A reasonably efficient implementation of Aho-Corasick in Scala

Primary LanguageScalaApache License 2.0Apache-2.0

A reasonably efficient implementation of Aho-Corasick in Scala

This is an imperative implementation of the Aho-Corasick string-matching algorithm written entirely in Scala. It is reasonably efficient, and is character-oriented rather than byte-oriented.

Usage

It is extremely easy to use the library since basically all it does is find matching strings in an input document. There are two ways to use the builder, either using the factory constructor that takes in a Seq example:

import com.corruptmemory.aho_corasick.AhoCorasickBuilder

val builder = AhoCorasickBuilder[Unit](List(("he",()),("she",()),("his",()),("hers",()),("her",())))
val finder = builder.build()

val results = finder.find("Several ushers rushed over to aid her in finding a seat.")
// => Vector(Match(10,he,he,()), Match(9,she,she,()), Match(10,her,her,()), Match(10,hers,hers,()), Match(18,he,he,()), Match(17,she,she,()), Match(34,he,he,()), Match(34,her,her,()))
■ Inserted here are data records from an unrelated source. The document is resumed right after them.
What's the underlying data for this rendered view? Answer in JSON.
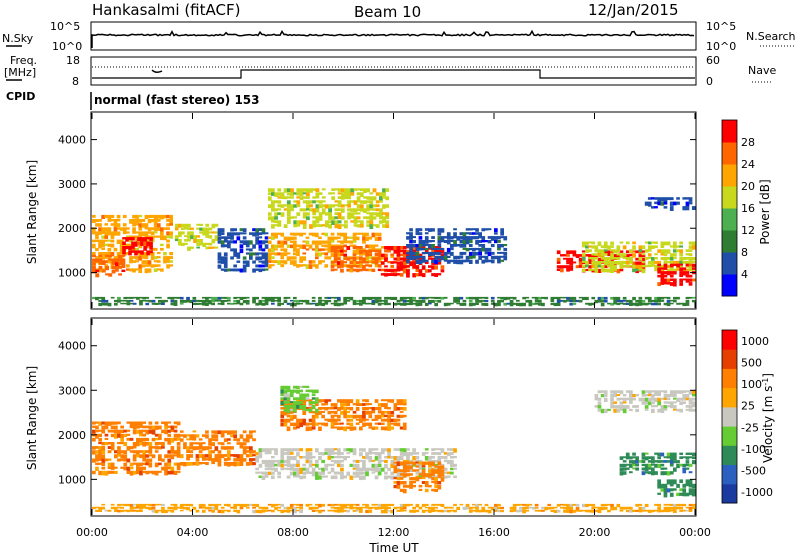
{
  "header": {
    "title": "Hankasalmi (fitACF)",
    "beam": "Beam 10",
    "date": "12/Jan/2015"
  },
  "top_panels": {
    "nsky_label": "N.Sky",
    "nsearch_label": "N.Search",
    "ticks_left_1": [
      "10^5",
      "10^0"
    ],
    "ticks_right_1": [
      "10^5",
      "10^0"
    ],
    "freq_label": "Freq.",
    "freq_unit": "[MHz]",
    "freq_ticks": [
      "18",
      "8"
    ],
    "nave_label": "Nave",
    "nave_ticks": [
      "60",
      "0"
    ],
    "cpid_label": "CPID",
    "cpid_value": "normal (fast stereo) 153"
  },
  "colors": {
    "power": [
      "#0000ff",
      "#1f4fa8",
      "#2e7d32",
      "#4caf50",
      "#c8d81c",
      "#ffa500",
      "#ff6600",
      "#ff0000"
    ],
    "velocity": [
      "#1a3aa0",
      "#2b5fc0",
      "#2e8b57",
      "#66cc33",
      "#c8c8c0",
      "#ffa500",
      "#ff7f00",
      "#e64000",
      "#ff0000"
    ]
  },
  "chart_data": [
    {
      "type": "heatmap",
      "name": "power",
      "ylabel": "Slant Range [km]",
      "ylim": [
        200,
        4600
      ],
      "yticks": [
        "4000",
        "3000",
        "2000",
        "1000"
      ],
      "xlim": [
        0,
        24
      ],
      "colorbar_label": "Power [dB]",
      "colorbar_ticks": [
        "28",
        "24",
        "20",
        "16",
        "12",
        "8",
        "4"
      ],
      "regions": [
        {
          "t0": 0.0,
          "t1": 3.2,
          "r0": 1000,
          "r1": 2300,
          "level": 5
        },
        {
          "t0": 1.2,
          "t1": 2.4,
          "r0": 1400,
          "r1": 1800,
          "level": 7
        },
        {
          "t0": 0.0,
          "t1": 1.3,
          "r0": 900,
          "r1": 1400,
          "level": 6
        },
        {
          "t0": 3.3,
          "t1": 5.0,
          "r0": 1500,
          "r1": 2100,
          "level": 4
        },
        {
          "t0": 5.0,
          "t1": 7.0,
          "r0": 1000,
          "r1": 2000,
          "level": 1
        },
        {
          "t0": 7.0,
          "t1": 11.8,
          "r0": 2000,
          "r1": 2900,
          "level": 4
        },
        {
          "t0": 7.0,
          "t1": 11.5,
          "r0": 1100,
          "r1": 1900,
          "level": 5
        },
        {
          "t0": 9.5,
          "t1": 13.0,
          "r0": 1000,
          "r1": 1600,
          "level": 6
        },
        {
          "t0": 11.5,
          "t1": 14.0,
          "r0": 900,
          "r1": 1600,
          "level": 7
        },
        {
          "t0": 12.5,
          "t1": 16.5,
          "r0": 1200,
          "r1": 2000,
          "level": 1
        },
        {
          "t0": 18.5,
          "t1": 22.0,
          "r0": 1000,
          "r1": 1500,
          "level": 7
        },
        {
          "t0": 19.5,
          "t1": 24.0,
          "r0": 1000,
          "r1": 1700,
          "level": 4
        },
        {
          "t0": 22.5,
          "t1": 24.0,
          "r0": 700,
          "r1": 1200,
          "level": 7
        },
        {
          "t0": 22.0,
          "t1": 24.0,
          "r0": 2400,
          "r1": 2700,
          "level": 1
        },
        {
          "t0": 0.0,
          "t1": 24.0,
          "r0": 250,
          "r1": 450,
          "level": 2
        }
      ]
    },
    {
      "type": "heatmap",
      "name": "velocity",
      "ylabel": "Slant Range [km]",
      "ylim": [
        200,
        4600
      ],
      "yticks": [
        "4000",
        "3000",
        "2000",
        "1000"
      ],
      "xlim": [
        0,
        24
      ],
      "xticks": [
        "00:00",
        "04:00",
        "08:00",
        "12:00",
        "16:00",
        "20:00",
        "00:00"
      ],
      "xlabel": "Time UT",
      "colorbar_label": "Velocity [m s",
      "colorbar_label_sup": "-1",
      "colorbar_label_end": "]",
      "colorbar_ticks": [
        "1000",
        "500",
        "100",
        "25",
        "-25",
        "-100",
        "-500",
        "-1000"
      ],
      "regions": [
        {
          "t0": 0.0,
          "t1": 3.5,
          "r0": 1100,
          "r1": 2300,
          "level": 6
        },
        {
          "t0": 3.5,
          "t1": 6.5,
          "r0": 1300,
          "r1": 2100,
          "level": 6
        },
        {
          "t0": 6.5,
          "t1": 14.5,
          "r0": 1000,
          "r1": 1700,
          "level": 4
        },
        {
          "t0": 7.5,
          "t1": 12.5,
          "r0": 2100,
          "r1": 2800,
          "level": 6
        },
        {
          "t0": 7.5,
          "t1": 9.0,
          "r0": 2500,
          "r1": 3100,
          "level": 3
        },
        {
          "t0": 12.0,
          "t1": 14.0,
          "r0": 700,
          "r1": 1400,
          "level": 6
        },
        {
          "t0": 20.0,
          "t1": 24.0,
          "r0": 2500,
          "r1": 3000,
          "level": 4
        },
        {
          "t0": 21.0,
          "t1": 24.0,
          "r0": 1100,
          "r1": 1600,
          "level": 2
        },
        {
          "t0": 22.5,
          "t1": 24.0,
          "r0": 600,
          "r1": 1000,
          "level": 2
        },
        {
          "t0": 0.0,
          "t1": 24.0,
          "r0": 250,
          "r1": 450,
          "level": 5
        }
      ]
    }
  ]
}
You can also use the += operator on the builder to add elements

builder += "it" -> ()

build()

When the build() method is invoked returns a finder and clears out all the data in the builder. It is possible to reuse the builder without interfering with already generated finders.

Matched results

Results are returned in a Match value that is defined as follows:

case class Match[T](start:Int,target:String,actual:String,data:T)

The start value is the offset in characters from the beginning of the input string to the first letter of the match. target is the string to match, actual was the actual string matched. It is possible that target and actual can differ (for example in case) because one of the optional arguments to the builder is a character map function that gets applied to each character in the dictionary (trie) and to each character during find. The default character map function maps everything to lower-case therefore case-insensitive matching is the default. Other interesting character map functions could include removing diacritical or accent marks from characters. data is arbitrary data associated with the dictionary entries that matched. You can supply the data when you add a word to the dictionary:

builder += "word" -> <data>

The data added must conform to a type, in the above example the type was Unit so () was supplied as the value.

License

This library is released under the Apache 2.0 license.